Someone asked me yesterday--with that tone one employs when they think they know the answer, but they're just making sure--if there was any other author who did anything remotely like this journal. I said no, because how could you, even if you wished to? There'd have to be perpetual fecundity of mind, and courage. Plus, rapidity of creation.


What one will see, I told this person, is blogs that have a new entry every four months, and the entry says nothing. Tells you the meaningless books of poetry by that writer's academic crony friends that they've pretended to read since the last post.


Which is one way of saying, this is a placeholder entry, but of value, still. I will do a proper one soon. I've written 3000 words today, between fiction and nonfiction, just walked three miles, and I have to jump in the shower now and hop on the radio in a bit. So, a quick post about recent works of art in which I've been embroiled.


There is this John Coltrane bootleg, from Seattle in late September 1965. Ascension had been recorded in June. This is the end throes of the Quartet--which is augmented Pharoah Sanders and Donald Garrett.



Watched Shane again for the first time in a while, recommended it to someone I know and their whole family. Why on earth would you watch Netflix mediocrity when you can watch the likes of Shane? Netflix, like Twitter, is rotting the culture. Turning us into what I call settlers--the bad kind of settlers. When we will settle for anything pumped out at us, with ever diminishing standards for entertainment, let alone art. What one will notice in this illuminating trailer is that the famous end scene--an ongoing conversation of sorts--though a one-sided one--that takes place across an escarpment and during the evening, was also filmed during the day. Neat, yes?

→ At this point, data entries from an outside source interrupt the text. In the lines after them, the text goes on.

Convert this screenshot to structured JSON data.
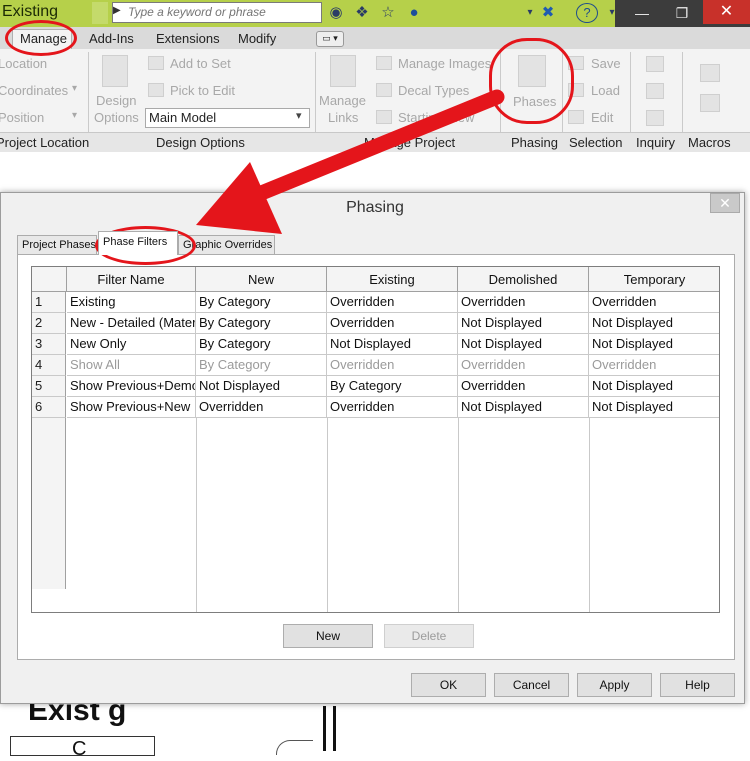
{
  "titlebar": {
    "title": "Existing",
    "search_placeholder": "Type a keyword or phrase"
  },
  "ribbon": {
    "tabs": [
      "Manage",
      "Add-Ins",
      "Extensions",
      "Modify"
    ],
    "location": "Location",
    "coordinates": "Coordinates",
    "position": "Position",
    "design_options_btn_line1": "Design",
    "design_options_btn_line2": "Options",
    "add_to_set": "Add to Set",
    "pick_to_edit": "Pick to Edit",
    "main_model": "Main Model",
    "manage_links_line1": "Manage",
    "manage_links_line2": "Links",
    "manage_images": "Manage Images",
    "decal_types": "Decal Types",
    "starting_view": "Starting View",
    "phases": "Phases",
    "save": "Save",
    "load": "Load",
    "edit": "Edit",
    "footers": {
      "project_location": "Project Location",
      "design_options": "Design Options",
      "manage_project": "Manage Project",
      "phasing": "Phasing",
      "selection": "Selection",
      "inquiry": "Inquiry",
      "macros": "Macros"
    }
  },
  "background": {
    "fragment_a": "Exist g",
    "fragment_b": "C"
  },
  "dialog": {
    "title": "Phasing",
    "tabs": [
      "Project Phases",
      "Phase Filters",
      "Graphic Overrides"
    ],
    "columns": [
      "Filter Name",
      "New",
      "Existing",
      "Demolished",
      "Temporary"
    ],
    "rows": [
      {
        "num": "1",
        "name": "Existing",
        "new": "By Category",
        "existing": "Overridden",
        "demolished": "Overridden",
        "temporary": "Overridden"
      },
      {
        "num": "2",
        "name": "New - Detailed (Material)",
        "new": "By Category",
        "existing": "Overridden",
        "demolished": "Not Displayed",
        "temporary": "Not Displayed"
      },
      {
        "num": "3",
        "name": "New Only",
        "new": "By Category",
        "existing": "Not Displayed",
        "demolished": "Not Displayed",
        "temporary": "Not Displayed"
      },
      {
        "num": "4",
        "name": "Show All",
        "new": "By Category",
        "existing": "Overridden",
        "demolished": "Overridden",
        "temporary": "Overridden"
      },
      {
        "num": "5",
        "name": "Show Previous+Demo",
        "new": "Not Displayed",
        "existing": "By Category",
        "demolished": "Overridden",
        "temporary": "Not Displayed"
      },
      {
        "num": "6",
        "name": "Show Previous+New",
        "new": "Overridden",
        "existing": "Overridden",
        "demolished": "Not Displayed",
        "temporary": "Not Displayed"
      }
    ],
    "new_button": "New",
    "delete_button": "Delete",
    "ok": "OK",
    "cancel": "Cancel",
    "apply": "Apply",
    "help": "Help"
  },
  "colors": {
    "title_green": "#b6d04a",
    "annotation_red": "#e4151b",
    "close_red": "#c8312a"
  }
}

Here's an English pastoral horror film that virtually no one knows, from 1970, called Robin Redbreast. It was shot on color video, survives only in 16 mm black and white. I'm writing about it.



Here's Zeppelin in Osaka on September 28, 1971. You can hear them cover the Beatles' "Please Please Me" and "From Me to You."

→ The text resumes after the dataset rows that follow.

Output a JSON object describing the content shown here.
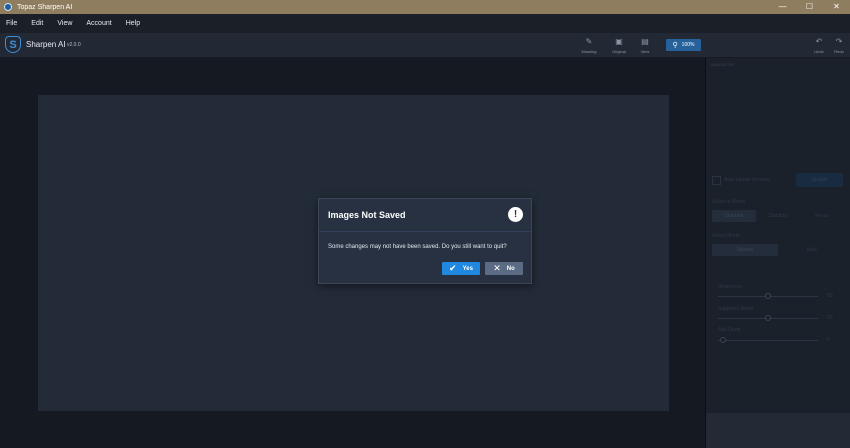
{
  "window": {
    "title": "Topaz Sharpen AI",
    "controls": [
      "—",
      "☐",
      "✕"
    ]
  },
  "menu": [
    "File",
    "Edit",
    "View",
    "Account",
    "Help"
  ],
  "app": {
    "name": "Sharpen AI",
    "version": "v2.0.0",
    "logo_letter": "S"
  },
  "toolbar": {
    "tools": [
      {
        "icon": "brush-icon",
        "glyph": "✎",
        "label": "Masking"
      },
      {
        "icon": "image-icon",
        "glyph": "▣",
        "label": "Original"
      },
      {
        "icon": "view-icon",
        "glyph": "▤",
        "label": "View"
      }
    ],
    "zoom": "100%",
    "undo": "Undo",
    "redo": "Redo"
  },
  "panel": {
    "preview_title": "NAVIGATOR",
    "auto_update": "Auto update preview",
    "update_button": "Update",
    "select_model": "Select a Model",
    "models": [
      "Sharpen",
      "Stabilize",
      "Focus"
    ],
    "select_mode": "Select Mode",
    "modes": [
      "Manual",
      "Auto"
    ],
    "sliders": [
      {
        "label": "Sharpness",
        "value": "50",
        "fraction": 0.5
      },
      {
        "label": "Suppress Noise",
        "value": "50",
        "fraction": 0.5
      },
      {
        "label": "Add Grain",
        "value": "0",
        "fraction": 0.0
      }
    ]
  },
  "dialog": {
    "title": "Images Not Saved",
    "message": "Some changes may not have been saved. Do you still want to quit?",
    "yes_label": "Yes",
    "no_label": "No"
  },
  "colors": {
    "accent": "#2188e0",
    "no_button": "#5b6b83",
    "titlebar": "#8f7d60"
  }
}
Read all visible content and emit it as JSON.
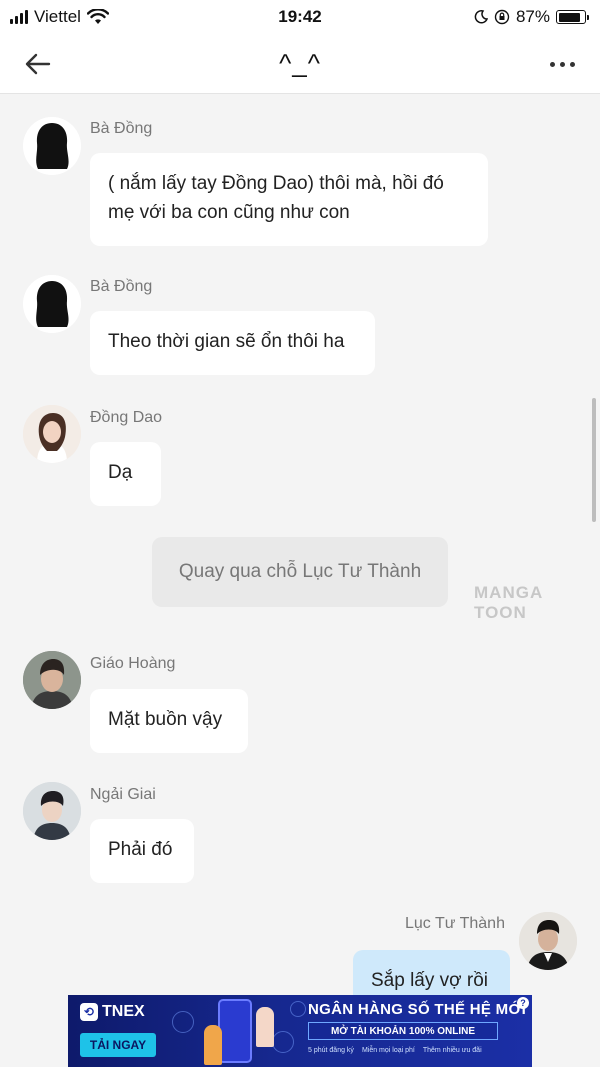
{
  "status_bar": {
    "carrier": "Viettel",
    "time": "19:42",
    "battery_percent": "87%",
    "battery_level": 0.87
  },
  "header": {
    "title": "^_^",
    "back_icon": "arrow-left-icon",
    "more_icon": "more-dots-icon"
  },
  "messages": [
    {
      "sender": "Bà Đồng",
      "lines": [
        "( nắm lấy tay Đồng Dao) thôi mà, hồi đó",
        "mẹ với ba con cũng như con"
      ]
    },
    {
      "sender": "Bà Đồng",
      "lines": [
        "Theo thời gian sẽ ổn thôi ha"
      ]
    },
    {
      "sender": "Đồng Dao",
      "lines": [
        "Dạ"
      ]
    },
    {
      "narration": "Quay qua chỗ Lục Tư Thành"
    },
    {
      "sender": "Giáo Hoàng",
      "lines": [
        "Mặt buồn vậy"
      ]
    },
    {
      "sender": "Ngải Giai",
      "lines": [
        "Phải đó"
      ]
    },
    {
      "sender": "Lục Tư Thành",
      "lines": [
        "Sắp lấy vợ rồi"
      ],
      "mine": true
    }
  ],
  "watermark": "MANGA TOON",
  "ad": {
    "brand": "TNEX",
    "cta": "TẢI NGAY",
    "headline": "NGÂN HÀNG SỐ THẾ HỆ MỚI",
    "subline": "MỞ TÀI KHOẢN 100% ONLINE",
    "features": [
      "5 phút đăng ký",
      "Miễn mọi loại phí",
      "Thêm nhiều ưu đãi"
    ],
    "info": "?"
  },
  "colors": {
    "background": "#f4f4f4",
    "bubble": "#ffffff",
    "bubble_mine": "#cfe9fb",
    "narration": "#e9e9e9"
  }
}
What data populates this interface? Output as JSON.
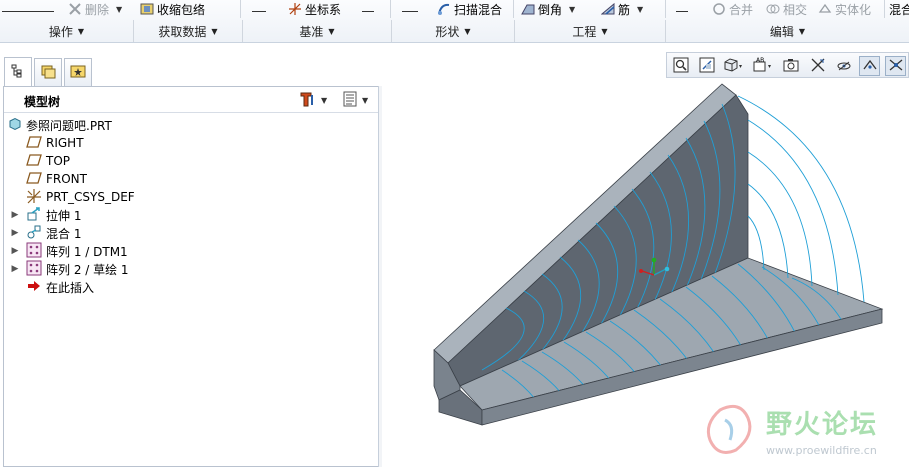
{
  "ribbon": {
    "buttons": {
      "delete": "删除",
      "shrinkwrap": "收缩包络",
      "csys": "坐标系",
      "sweep_blend": "扫描混合",
      "round": "倒角",
      "rib": "筋",
      "merge": "合并",
      "intersect": "相交",
      "solidify": "实体化",
      "blend_cut": "混合"
    },
    "groups": {
      "operations": "操作",
      "get_data": "获取数据",
      "datum": "基准",
      "shapes": "形状",
      "engineering": "工程",
      "editing": "编辑"
    }
  },
  "model_tree": {
    "title": "模型树",
    "items": [
      {
        "label": "参照问题吧.PRT"
      },
      {
        "label": "RIGHT"
      },
      {
        "label": "TOP"
      },
      {
        "label": "FRONT"
      },
      {
        "label": "PRT_CSYS_DEF"
      },
      {
        "label": "拉伸 1"
      },
      {
        "label": "混合 1"
      },
      {
        "label": "阵列 1 / DTM1"
      },
      {
        "label": "阵列 2 / 草绘 1"
      },
      {
        "label": "在此插入"
      }
    ]
  },
  "watermark": {
    "site_name": "野火论坛",
    "url": "www.proewildfire.cn"
  },
  "colors": {
    "model_dark": "#5e6670",
    "model_light": "#9ea7b0",
    "curve": "#1f9fd6",
    "insert_arrow": "#cc1010"
  }
}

Listened to Elgar's The Dream of Gerontius.



And the Jesus and Mary Chain in Edinburgh in 1985. They play "Jesus Fuck" twice, which is kind of funny. I have a thing for when bands play the same song twice at a gig.



Watched Game 1 of the 1984 Stanley Cup Finals, in which Grant Fuhr wins the game, and the series, really, for the Oilers. Actually very similar to what the Islanders' Billy Smith had done the year before in Game 1 against Edmonton.